We explored computationally variations in the hydrolysis step of the Pd(II)-catalyzed hydroxycarbonylation of pentenoic acids for several ligands L₂ = 1,2-bis[(di-R)phosphinomethyl]benzene where R = tert-butyl, methyl, or phenyl, referring to these ligands by DTBPX, DMPX, and DPPX, respectively. Thus far, most computational models invoked three H₂O molecules in the crucial step which can occur in either a concerted or a stepwise fashion. We used density functional calculations to study systematically the effect of the number of water molecules (H₂O)_m, m = 1–3, on the nature of the crucial step, concerted vs stepwise. Accordingly, the concerted mechanism is preferred over the stepwise mechanism for m = 1. For m = 2, the stepwise mechanism is preferred for the ligand DTBPX, and the concerted mechanism for the ligands DMPX or DPPX. For m = 3, the stepwise mechanism is preferred for all three ligands under study and, importantly, also results in the overall lowest hydrolysis barriers. An energy decomposition analysis of these hydrolysis barriers, evaluating corrections due to larger basis set, dispersion interaction, and solvation, indicates that the latter term indeed is responsible for rendering adipic acid the most likely product.

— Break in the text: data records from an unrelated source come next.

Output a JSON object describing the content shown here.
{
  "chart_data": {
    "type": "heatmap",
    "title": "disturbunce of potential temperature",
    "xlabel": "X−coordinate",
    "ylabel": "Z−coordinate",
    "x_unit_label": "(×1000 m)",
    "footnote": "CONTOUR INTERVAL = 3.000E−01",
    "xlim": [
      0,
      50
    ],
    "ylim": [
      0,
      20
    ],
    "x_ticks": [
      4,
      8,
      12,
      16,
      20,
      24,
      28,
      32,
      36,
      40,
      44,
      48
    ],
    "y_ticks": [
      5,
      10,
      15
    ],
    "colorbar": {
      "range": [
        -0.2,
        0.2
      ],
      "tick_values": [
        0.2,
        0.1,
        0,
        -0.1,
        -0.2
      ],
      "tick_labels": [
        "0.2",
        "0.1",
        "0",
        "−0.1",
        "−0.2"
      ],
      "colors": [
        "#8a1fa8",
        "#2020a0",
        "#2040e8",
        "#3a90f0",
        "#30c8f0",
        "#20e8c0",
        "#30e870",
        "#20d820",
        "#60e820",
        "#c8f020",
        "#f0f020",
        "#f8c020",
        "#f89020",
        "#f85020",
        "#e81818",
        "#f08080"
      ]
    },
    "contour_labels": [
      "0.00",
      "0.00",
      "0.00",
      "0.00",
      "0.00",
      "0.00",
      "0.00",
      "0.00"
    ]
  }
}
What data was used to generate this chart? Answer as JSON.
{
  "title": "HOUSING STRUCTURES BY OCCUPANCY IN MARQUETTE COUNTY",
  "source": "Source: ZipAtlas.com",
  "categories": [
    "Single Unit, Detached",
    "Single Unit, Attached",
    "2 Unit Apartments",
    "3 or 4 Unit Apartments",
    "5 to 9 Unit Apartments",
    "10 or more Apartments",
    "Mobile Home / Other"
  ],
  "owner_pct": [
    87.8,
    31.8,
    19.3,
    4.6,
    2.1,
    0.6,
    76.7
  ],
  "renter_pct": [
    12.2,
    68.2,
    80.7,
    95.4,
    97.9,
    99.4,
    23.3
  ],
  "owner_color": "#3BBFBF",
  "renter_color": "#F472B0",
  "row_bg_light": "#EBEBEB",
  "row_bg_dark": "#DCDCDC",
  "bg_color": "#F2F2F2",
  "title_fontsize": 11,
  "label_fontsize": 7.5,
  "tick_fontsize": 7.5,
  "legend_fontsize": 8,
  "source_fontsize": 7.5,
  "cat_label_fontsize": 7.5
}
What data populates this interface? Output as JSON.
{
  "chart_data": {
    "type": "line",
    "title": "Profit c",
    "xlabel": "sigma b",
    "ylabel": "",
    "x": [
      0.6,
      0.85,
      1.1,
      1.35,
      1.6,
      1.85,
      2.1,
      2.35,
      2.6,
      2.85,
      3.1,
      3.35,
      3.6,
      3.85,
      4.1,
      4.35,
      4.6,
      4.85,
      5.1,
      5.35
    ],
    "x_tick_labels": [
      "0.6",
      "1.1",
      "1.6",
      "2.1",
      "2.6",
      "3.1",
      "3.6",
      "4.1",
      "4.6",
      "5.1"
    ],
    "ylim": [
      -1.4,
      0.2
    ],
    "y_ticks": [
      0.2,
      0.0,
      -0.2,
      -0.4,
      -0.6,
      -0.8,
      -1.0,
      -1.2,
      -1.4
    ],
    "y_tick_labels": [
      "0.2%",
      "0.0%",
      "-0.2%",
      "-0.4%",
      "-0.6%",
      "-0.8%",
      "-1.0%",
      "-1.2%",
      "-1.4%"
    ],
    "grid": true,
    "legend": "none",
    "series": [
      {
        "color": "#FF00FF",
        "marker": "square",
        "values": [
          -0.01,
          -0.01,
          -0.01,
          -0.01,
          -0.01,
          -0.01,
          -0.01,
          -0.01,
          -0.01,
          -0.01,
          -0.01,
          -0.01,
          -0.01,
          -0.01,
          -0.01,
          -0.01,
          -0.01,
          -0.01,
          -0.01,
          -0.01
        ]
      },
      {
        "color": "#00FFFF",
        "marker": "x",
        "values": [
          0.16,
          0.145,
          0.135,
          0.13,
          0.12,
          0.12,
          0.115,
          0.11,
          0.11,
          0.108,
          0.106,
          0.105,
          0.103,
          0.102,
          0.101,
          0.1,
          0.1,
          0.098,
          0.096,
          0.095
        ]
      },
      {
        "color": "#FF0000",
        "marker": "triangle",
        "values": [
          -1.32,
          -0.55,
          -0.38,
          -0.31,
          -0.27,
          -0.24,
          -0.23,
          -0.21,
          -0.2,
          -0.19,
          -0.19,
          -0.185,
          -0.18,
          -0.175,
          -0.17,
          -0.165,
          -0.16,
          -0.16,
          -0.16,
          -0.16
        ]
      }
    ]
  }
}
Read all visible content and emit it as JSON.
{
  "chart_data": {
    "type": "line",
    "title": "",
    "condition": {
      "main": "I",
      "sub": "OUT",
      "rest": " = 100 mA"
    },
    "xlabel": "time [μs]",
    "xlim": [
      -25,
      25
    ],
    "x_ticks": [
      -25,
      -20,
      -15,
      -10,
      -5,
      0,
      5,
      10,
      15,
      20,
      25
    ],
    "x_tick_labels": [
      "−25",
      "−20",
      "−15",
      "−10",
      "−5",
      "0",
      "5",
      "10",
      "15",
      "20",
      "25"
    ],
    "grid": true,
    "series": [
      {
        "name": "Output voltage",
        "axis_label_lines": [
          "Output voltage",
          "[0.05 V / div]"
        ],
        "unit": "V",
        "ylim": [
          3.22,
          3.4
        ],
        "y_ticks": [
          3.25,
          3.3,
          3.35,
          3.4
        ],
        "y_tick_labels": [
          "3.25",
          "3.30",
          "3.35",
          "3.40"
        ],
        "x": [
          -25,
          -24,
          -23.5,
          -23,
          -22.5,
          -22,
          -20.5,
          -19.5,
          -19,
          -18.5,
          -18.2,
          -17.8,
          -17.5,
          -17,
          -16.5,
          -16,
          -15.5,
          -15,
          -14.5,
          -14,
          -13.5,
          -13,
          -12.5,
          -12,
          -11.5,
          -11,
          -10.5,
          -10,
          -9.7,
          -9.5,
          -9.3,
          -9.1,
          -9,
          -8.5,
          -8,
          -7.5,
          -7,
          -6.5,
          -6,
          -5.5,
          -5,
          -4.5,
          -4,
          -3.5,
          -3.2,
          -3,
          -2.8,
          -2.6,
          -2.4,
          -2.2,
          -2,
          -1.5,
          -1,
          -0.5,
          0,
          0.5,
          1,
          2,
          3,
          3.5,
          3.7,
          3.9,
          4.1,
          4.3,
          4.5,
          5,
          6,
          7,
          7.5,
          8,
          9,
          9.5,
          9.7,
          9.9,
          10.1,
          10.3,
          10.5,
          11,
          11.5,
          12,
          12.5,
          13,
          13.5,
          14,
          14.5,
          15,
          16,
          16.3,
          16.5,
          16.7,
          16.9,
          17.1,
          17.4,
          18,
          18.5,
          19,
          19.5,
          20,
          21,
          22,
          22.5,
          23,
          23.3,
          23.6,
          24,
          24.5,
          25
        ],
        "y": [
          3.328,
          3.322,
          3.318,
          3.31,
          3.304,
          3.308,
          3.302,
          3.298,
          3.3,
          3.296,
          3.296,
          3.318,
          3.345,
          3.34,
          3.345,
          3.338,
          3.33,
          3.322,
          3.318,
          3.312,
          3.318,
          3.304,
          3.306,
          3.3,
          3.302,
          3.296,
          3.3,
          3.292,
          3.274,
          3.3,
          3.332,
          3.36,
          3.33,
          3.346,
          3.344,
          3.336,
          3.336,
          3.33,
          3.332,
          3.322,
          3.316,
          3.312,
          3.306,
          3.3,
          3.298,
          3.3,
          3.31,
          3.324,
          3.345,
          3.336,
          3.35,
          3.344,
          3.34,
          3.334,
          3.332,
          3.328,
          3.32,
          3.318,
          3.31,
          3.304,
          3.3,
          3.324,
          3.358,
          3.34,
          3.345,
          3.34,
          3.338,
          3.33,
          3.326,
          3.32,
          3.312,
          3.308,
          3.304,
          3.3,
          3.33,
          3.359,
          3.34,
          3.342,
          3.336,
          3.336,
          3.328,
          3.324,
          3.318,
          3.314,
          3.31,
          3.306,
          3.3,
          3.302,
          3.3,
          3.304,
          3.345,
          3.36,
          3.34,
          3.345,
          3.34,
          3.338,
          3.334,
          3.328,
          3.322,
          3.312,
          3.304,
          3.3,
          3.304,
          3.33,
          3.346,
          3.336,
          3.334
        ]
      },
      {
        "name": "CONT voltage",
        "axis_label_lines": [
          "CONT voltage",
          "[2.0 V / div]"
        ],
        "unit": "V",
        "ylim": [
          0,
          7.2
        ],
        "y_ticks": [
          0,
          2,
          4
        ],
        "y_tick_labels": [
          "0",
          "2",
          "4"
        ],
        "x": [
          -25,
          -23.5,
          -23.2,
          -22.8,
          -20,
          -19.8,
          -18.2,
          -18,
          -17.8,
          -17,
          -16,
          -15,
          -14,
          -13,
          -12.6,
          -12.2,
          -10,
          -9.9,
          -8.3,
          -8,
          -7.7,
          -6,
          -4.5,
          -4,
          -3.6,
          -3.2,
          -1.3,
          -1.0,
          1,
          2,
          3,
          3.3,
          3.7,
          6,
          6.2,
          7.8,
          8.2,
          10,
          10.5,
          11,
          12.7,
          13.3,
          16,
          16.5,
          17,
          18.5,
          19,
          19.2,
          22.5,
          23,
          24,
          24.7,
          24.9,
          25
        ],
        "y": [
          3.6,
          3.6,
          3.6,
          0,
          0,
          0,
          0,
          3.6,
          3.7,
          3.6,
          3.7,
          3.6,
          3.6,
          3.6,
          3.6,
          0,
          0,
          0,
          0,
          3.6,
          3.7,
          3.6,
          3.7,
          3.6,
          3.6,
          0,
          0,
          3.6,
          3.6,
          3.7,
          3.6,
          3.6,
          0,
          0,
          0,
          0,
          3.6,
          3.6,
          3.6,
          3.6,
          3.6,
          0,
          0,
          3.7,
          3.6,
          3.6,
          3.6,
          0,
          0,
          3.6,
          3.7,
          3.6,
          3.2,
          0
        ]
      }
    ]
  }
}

我们探讨了几种配体L ₂  = 1,2-双[（二-R）膦甲基]苯的Pd（II）催化戊烯酸羟羰基化水解步骤的计算差异，其中R  = 叔丁基，甲基或苯基，分别指DTBPX，DMPX和DPPX的这些配体。迄今为止，大多数计算模型都在关键步骤中调用了三个H ₂ O分子，这些分子可以以协同或逐步的方式发生。我们使用密度泛函计算系统地研究的水分子的数量的效果（H ₂ O）_米，米= 1-3，在关键步骤的性质，一致VS逐步地。因此，对于m ＝ 1，优选协调机制优于逐步机制。对于m ＝ 2，对于配体DTBPX优选逐步机制，对于配体DMPX或DPPX优选协同机制。对于m = 3，逐步机理对于所研究的所有三个配体都是优选的，并且重要的是，这也导致总体上最低的水解障碍。对这些水解壁垒的能量分解分析，评估了由于较大的基团，分散体相互作用和溶剂化而引起的校正，表明后一项确实有助于使己二酸成为最可能的产物。